Von zwei dieser Firmen war kürzlich in zwei schwedischen Zeitungen zu lesen. Zum einen Firefly, die über 830 Fake Artists veröffentlichen und damit vergangenes Jahr einen Umsatz von 7 Millionen Dollar erzielten. Dies nicht zuletzt, weil eine Mehrzahl ihrer Artists in von Spotify erstellten Playlisten zu finden war. Hinter 500 dieser Fake Artists  stecken gerade einmal 20 Songwriter, einer davon ist gar verantwortlich für 62 Fake Artists mit total 7,7 Millionen monatlichen Hörern.

Hinterzimmerdeals mit Spotify?

Zum anderen ist dies die Firma Chillmi, die bislang 2.500 Songs für Mood- und Chillout-Playlisten releaste. Diese generierten bereits 2,5 Milliarden Streams, also im Schnitt eine Million pro Track. Das wirklich interessante an dieser Story ist aber, dass der Gründer von Chillmi 2015 von Spotify direkt angefragt worden sein soll, ob er Musik für ihre Chillout Playlisten erstellen könne. Somit wäre es natürlich nicht weiter erstaunlich, dass alle Chillmi Releases in den populären Playlisten fürs Lernen, Meditieren oder Schlafen zu finden sind. Musicbusinessworldwide berichtete bereits 2016, dass Spotify Fake Artists direkt beauftragt, was diese jedoch dementierten.
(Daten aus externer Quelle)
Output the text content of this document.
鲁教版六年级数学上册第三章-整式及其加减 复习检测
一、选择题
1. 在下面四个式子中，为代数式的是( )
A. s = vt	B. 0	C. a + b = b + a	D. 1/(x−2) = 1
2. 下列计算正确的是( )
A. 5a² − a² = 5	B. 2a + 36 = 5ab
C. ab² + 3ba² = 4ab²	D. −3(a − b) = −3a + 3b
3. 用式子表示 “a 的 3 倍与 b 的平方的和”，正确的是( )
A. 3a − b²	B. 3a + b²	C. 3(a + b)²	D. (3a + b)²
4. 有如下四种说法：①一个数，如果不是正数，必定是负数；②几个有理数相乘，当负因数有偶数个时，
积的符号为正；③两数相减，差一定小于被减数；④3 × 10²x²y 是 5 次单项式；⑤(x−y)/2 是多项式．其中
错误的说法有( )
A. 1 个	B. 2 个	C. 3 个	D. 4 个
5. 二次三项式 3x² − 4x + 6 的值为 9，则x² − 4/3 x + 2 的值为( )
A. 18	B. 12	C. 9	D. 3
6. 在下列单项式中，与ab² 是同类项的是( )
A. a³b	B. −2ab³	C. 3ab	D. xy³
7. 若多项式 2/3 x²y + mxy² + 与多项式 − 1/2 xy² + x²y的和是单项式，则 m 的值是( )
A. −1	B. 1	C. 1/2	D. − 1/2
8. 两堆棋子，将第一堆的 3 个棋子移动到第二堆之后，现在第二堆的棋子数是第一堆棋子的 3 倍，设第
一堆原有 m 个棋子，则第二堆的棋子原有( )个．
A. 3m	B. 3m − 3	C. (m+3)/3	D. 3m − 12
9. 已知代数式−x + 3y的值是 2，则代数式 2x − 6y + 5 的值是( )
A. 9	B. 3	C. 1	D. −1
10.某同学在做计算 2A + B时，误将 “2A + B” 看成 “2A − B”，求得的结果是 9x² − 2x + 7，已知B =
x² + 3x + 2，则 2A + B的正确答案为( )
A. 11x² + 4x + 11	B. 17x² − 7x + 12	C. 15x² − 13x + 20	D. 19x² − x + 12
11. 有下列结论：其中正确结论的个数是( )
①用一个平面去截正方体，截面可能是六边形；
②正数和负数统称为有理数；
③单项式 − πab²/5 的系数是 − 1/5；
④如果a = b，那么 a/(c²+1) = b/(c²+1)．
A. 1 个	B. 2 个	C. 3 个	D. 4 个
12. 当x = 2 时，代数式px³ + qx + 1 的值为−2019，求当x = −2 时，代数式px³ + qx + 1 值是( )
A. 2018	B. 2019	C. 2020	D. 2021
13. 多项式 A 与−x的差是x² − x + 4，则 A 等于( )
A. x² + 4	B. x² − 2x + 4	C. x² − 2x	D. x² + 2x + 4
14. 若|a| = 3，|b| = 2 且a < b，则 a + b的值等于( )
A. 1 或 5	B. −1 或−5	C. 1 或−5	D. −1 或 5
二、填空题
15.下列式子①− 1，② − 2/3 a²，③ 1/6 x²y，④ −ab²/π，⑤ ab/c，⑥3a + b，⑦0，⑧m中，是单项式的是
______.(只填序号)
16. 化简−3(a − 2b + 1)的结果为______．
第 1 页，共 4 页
Es wird auch schon länger spekuliert, dass Spotify mit Fake Artists separate Verträge hat mit einer tieferen Auszahlung pro Stream dafür der Garantie in populäre Mood-Playlisten aufgenommen zu werden.

Ob es nun zu diesen Hinterzimmerdeals kam oder nicht, Fakt ist, dass diese Fake Artists massenweise Songs produzieren und diese ganz offensichtlich ein Bedürfnis der Hörer*innen befriedigen. Dies ist übrigens auch den Majors nicht entgangen, die ebenfalls Musik von Fake Artists releasen und entsprechende Playlisten erstellen.

Massenware sichert sich großes Stück des Streaming-Kuchens

Insgesamt gibt es gemäß Loud & Clear 719.000 Songs mit über einer Million Streams. Wenn ein Label wie Chillmi alleine 2.500 dazu beisteuert, ist davon auszugehen, dass die hunderten Fake-Artists-Labels zehntausende Tracks mit mehr als einer Million Streams veröffentlichten.

Zählt man noch die zahlreichen Lofi-Producer dazu, die zwar durchaus auch außerhalb der Streamingplattformen existieren aber ebenfalls primär Mood- und Chillout-Playlisten bedienen, ist es offensichtlich, dass ein nicht zu verachtender Teil dieser 719k Tracks instrumentale Songs sind, die primär der Berieselung dienen. Im gegenwärtigen Pro-Rata-Modell sichern sie sich mit ihrer Massenware dadurch ein nicht zu unterschätzendes Stück des Streaming-Kuchens. Verübeln kann man es diesen Produzent*innen und Songwriter*innen nicht, ist dies doch eine willkommene und verhältnismäßig einfache Möglichkeit ihr Einkommen aufzubessern.

Streaming fördert passiven Musikkonsum

In einer Analyse schreibt MIDiA, dass das Streaming nicht unbedingt physische Verkäufe und Downloads ersetze, sondern viel eher das Radio und somit den passiven Musikkonsum. Die durchgehende musikalische Berieselung steht verstärkter im Vordergrund als das Fansein. Selbst Fans werden immer mehr zu passiven Hörer*innen und Musik zu einer omnipräsenten Gebrauchsware. Fake Artists sind somit nicht per se das Problem, sondern viel eher ein Symptom des Streaming-Systems, welches die Konsumation von Songs und nicht Künstler*innen und das Fansein in den Vordergrund stellt.